Surrogacy is the process of a couple seeking out another woman who agrees to become pregnant on their behalf. When the baby is born, the infant is brought to the intended parents are their child to raise and start a new life together as a family. This is one of the more popular alternatives couples pursue when obstacles, such as medical concerns, get in the way of a safe traditional childbirth.
However, as might be expected from something as significant as one person agreeing to give birth to a child for another group, there are ethical considerations to address. Different countries have their own approaches to this, although some are more comprehensive than others. What should you be looking for to ensure that you do so safely and ethically if you undertake the surrogate motherhood journey?
The Surrogate Mother Has Rights
One of the most important ethical considerations in protecting the surrogate mother herself. There have been issues in the past, especially with couples in the developed world going to third-world countries, of people ignoring or abusing the rights of a surrogate mother who is making a substantial sacrifice on behalf of a couple. The most famous example is the 2014 case of Pattaramon Janbua, a surrogate mother who agreed to a gestational surrogacy for an Australian couple.
Medical exams during the pregnancy revealed that she was giving birth to twins, a boy and a girl. The boy had Down’s Syndrome due to hereditary conditions from the Australian couple. When the couple was informed, they told Pattarmon Janbua to abort the child with Down’s Syndrome but keep the girl they were interested in. This violated Janbua’s Buddhist principles, and she refused to do it. Instead, once the babies were born, the Australian couple took the healthy girl and abandoned the boy with Down’s Syndrome, so Janbua took care of the baby instead, even though she couldn’t afford to do so.
There was so much controversy over how callously the Australian couple reacted to the lives of the newborn babies and their surrogate mother that the Thai government banned foreigners from using Thai women as surrogate mothers. Unfortunately, this is not an isolated incident, and some couples still consider abusing their privilege and position of power in developed nations to push surrogate mothers into difficult situations.
Another issue is protecting the rights of a surrogate baby once born, especially regarding matters of citizenship. People who go to poorer countries to save money usually do so at the peril of the surrogate baby’s legal status. Citizenship is only straightforward when it comes to biological birth origin. A child born of a citizen of one country who becomes the child of a couple from abroad is not automatically conferred citizenship with that couple.

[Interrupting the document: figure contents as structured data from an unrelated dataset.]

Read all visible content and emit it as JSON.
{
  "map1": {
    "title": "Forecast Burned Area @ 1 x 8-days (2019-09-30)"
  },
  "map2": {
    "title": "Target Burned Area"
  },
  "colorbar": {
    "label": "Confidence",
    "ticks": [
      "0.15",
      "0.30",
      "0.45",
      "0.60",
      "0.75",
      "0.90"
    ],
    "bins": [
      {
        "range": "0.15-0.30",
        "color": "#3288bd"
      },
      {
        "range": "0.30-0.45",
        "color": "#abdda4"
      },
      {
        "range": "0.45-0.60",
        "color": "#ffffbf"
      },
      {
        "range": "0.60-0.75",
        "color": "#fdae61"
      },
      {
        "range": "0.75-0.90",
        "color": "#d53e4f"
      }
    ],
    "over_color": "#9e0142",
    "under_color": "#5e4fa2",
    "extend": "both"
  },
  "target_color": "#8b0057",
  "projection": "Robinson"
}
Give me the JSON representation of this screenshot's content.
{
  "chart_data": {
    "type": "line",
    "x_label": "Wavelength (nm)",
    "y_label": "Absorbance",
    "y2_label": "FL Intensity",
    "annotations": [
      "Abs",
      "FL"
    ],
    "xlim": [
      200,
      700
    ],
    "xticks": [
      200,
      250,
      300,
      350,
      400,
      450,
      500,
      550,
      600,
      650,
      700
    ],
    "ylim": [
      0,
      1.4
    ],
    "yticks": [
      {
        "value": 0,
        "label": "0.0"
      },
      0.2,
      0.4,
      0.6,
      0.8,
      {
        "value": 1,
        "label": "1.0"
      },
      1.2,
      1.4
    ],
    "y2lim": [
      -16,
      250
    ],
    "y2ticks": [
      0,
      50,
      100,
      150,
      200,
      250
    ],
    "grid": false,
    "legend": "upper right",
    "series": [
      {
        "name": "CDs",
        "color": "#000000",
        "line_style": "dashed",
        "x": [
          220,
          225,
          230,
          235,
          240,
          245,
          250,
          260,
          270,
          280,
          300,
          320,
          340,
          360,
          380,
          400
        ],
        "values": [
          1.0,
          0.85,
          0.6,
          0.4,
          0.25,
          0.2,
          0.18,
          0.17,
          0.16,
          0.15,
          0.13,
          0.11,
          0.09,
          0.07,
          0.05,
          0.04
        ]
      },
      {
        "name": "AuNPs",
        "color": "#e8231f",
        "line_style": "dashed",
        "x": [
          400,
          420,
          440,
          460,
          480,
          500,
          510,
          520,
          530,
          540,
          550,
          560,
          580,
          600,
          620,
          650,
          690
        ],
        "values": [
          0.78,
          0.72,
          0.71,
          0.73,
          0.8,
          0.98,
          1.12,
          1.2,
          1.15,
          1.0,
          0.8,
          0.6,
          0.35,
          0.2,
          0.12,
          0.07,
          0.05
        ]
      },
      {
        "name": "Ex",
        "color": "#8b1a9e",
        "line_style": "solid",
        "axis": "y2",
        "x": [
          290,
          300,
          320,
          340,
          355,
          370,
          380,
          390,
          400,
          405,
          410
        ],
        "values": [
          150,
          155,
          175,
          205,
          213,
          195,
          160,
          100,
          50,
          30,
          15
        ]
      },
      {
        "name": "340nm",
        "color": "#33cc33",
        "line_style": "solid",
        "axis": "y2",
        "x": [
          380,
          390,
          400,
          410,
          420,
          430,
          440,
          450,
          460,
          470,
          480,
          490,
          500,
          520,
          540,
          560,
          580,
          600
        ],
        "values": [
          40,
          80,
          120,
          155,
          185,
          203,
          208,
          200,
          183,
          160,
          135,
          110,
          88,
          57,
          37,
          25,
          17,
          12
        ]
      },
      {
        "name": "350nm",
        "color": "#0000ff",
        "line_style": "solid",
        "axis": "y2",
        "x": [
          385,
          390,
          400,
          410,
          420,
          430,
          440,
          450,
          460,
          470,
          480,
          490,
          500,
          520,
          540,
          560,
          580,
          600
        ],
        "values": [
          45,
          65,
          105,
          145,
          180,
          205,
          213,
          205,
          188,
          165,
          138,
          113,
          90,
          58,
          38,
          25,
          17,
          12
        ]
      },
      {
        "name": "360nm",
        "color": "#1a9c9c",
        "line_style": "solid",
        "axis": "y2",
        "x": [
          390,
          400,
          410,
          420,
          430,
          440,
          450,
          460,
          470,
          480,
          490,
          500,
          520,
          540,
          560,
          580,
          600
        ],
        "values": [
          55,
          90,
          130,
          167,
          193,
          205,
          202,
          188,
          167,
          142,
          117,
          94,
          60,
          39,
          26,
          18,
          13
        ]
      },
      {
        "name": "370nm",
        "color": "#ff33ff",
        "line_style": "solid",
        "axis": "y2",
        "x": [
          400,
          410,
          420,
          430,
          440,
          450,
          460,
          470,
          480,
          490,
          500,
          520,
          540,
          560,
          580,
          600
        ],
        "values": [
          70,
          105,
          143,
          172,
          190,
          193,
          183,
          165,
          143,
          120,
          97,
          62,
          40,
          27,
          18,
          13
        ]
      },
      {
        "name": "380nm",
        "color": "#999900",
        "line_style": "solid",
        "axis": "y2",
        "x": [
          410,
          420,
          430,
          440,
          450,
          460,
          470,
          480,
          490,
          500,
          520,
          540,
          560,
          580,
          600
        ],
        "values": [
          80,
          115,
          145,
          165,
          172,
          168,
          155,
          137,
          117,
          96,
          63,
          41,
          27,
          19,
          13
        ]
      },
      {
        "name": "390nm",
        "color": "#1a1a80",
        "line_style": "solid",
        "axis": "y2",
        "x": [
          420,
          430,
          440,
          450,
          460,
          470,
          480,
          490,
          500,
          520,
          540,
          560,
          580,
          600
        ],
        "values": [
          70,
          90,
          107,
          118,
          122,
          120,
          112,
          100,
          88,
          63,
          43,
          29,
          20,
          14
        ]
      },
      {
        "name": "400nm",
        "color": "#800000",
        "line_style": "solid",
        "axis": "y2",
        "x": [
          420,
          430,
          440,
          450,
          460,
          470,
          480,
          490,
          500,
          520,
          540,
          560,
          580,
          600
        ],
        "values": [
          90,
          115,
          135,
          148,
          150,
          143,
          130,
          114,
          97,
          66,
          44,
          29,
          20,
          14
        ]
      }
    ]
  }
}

The reality is, without knowledge of how the laws of different countries interact, it’s possible for a child to be born “stateless,” not considered a citizen of any country, and thus not allowed to enter any country.
The country of Georgia, in eastern Europe, is a modern, progressive European nation that has modernized its constitution and laws to keep pace with the 21st century. For example, surrogacy has laws within the Georgian constitution that clearly outlines the rights of both the surrogate mother and the intended parents. This means that while the rights of the parents regarding custody of a newborn are protected, the surrogate mother also receives the full benefit of legally binding documents that protect her rights and outline her expectations during the surrogacy process. Foreign visitors cannot exploit Georgian surrogate mothers in the same way the infamous Australian couple trampled the dignity and rights of both Pattaromon Janbua and the baby she provided them that they didn’t want. This means that as long as Georgian laws on surrogacy are being observed, both the surrogate mother and the intended parents have their rights, and the government protects those rights.
Just as importantly, Georgia’s experience with foreign visitors for surrogacy means a comprehensive legal infrastructure is in place to help new parents resolve legal and citizenship issues with newborns, ensuring that the babies can safely return to their intended country of residence as citizens. It’s important to note that new parents must exercise caution in this area. Babies born to foreign parents in Georgia do not automatically receive Georgian citizenship, so parents must either familiarize themselves with their own country’s citizenship laws regarding newborns or work with experienced surrogacy services that often have lawyers experienced in international law and citizenship to address the specific needs of each country.
When combined with other factors, such as lower cost, more experience with foreign visitors, and world-class facilities, Georgia becomes a top destination for couples that want a successful but ethical surrogacy that protects everyone. As long as couples observe all the requirements of Georgian law, surrogacy takes place with experienced, ethical staff at world-class clinics and hospitals to ensure everyone is safe and healthy.